Is Now The Time To Look At Buying eGain Corporation (NASDAQ:EGAN)?
eGain Corporation EGAN | 7.74 | +3.48% |
While eGain Corporation (NASDAQ:EGAN) might not have the largest market cap around , it saw a double-digit share price rise of over 10% in the past couple of months on the NASDAQCM. Shareholders may appreciate the recent price jump, but the company still has a way to go before reaching its yearly highs again. Less-covered, small caps sees more of an opportunity for mispricing due to the lack of information available to the public, which can be a good thing. So, could the stock still be trading at a low price relative to its actual value? Let’s take a look at eGain’s outlook and value based on the most recent financial data to see if the opportunity still exists.
What's The Opportunity In eGain?
Good news, investors! eGain is still a bargain right now according to our price multiple model, which compares the company's price-to-earnings ratio to the industry average. We’ve used the price-to-earnings ratio in this instance because there’s not enough visibility to forecast its cash flows. The stock’s ratio of 6.17x is currently well-below the industry average of 29.74x, meaning that it is trading at a cheaper price relative to its peers. Another thing to keep in mind is that eGain’s share price is quite stable relative to the rest of the market, as indicated by its low beta. This means that if you believe the current share price should move towards its industry peers, a low beta could suggest it is not likely to reach that level anytime soon, and once it’s there, it may be hard to fall back down into an attractive buying range again.

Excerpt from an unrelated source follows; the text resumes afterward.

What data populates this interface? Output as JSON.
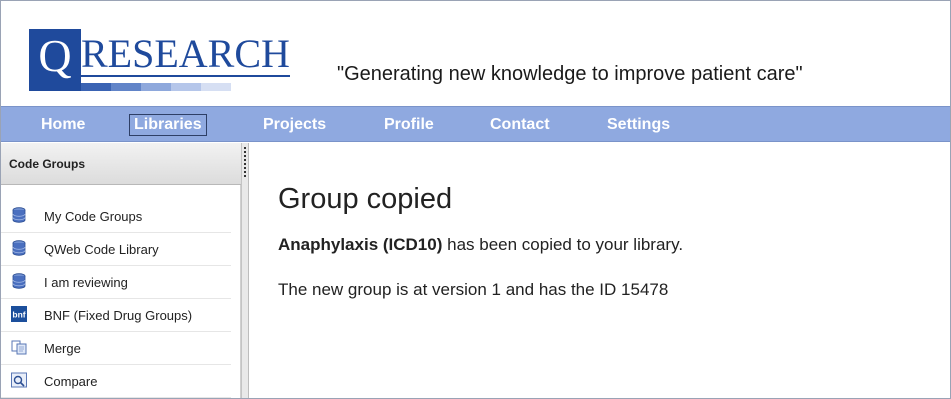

What kind of growth will eGain generate?
Investors looking for growth in their portfolio may want to consider the prospects of a company before buying its shares. Although value investors would argue that it’s the intrinsic value relative to the price that matter the most, a more compelling investment thesis would be high growth potential at a cheap price. Though in the case of eGain, it is expected to deliver a highly negative earnings growth in the upcoming, which doesn’t help build up its investment thesis. It appears that risk of future uncertainty is high, at least in the near term.
What This Means For You
Are you a shareholder? Although EGAN is currently trading below the industry PE ratio, the adverse prospect of negative growth brings about some degree of risk. Consider whether you want to increase your portfolio exposure to EGAN, or whether diversifying into another stock may be a better move for your total risk and return.
Are you a potential investor? If you’ve been keeping tabs on EGAN for some time, but hesitant on making the leap, we recommend you research further into the stock. Given its current price multiple, now is a great time to make a decision. But keep in mind the risks that come with negative growth prospects in the future.
If you want to dive deeper into eGain, you'd also look into what risks it is currently facing.
If you are no longer interested in eGain, you can use our free platform to see our list of over 50 other stocks with a high growth potential.
This article by Simply Wall St is general in nature. We provide commentary based on historical data and analyst forecasts only using an unbiased methodology and our articles are not intended to be financial advice. It does not constitute a recommendation to buy or sell any stock, and does not take account of your objectives, or your financial situation. We aim to bring you long-term focused analysis driven by fundamental data. Note that our analysis may not factor in the latest price-sensitive company announcements or qualitative material. Simply Wall St has no position in any stocks mentioned.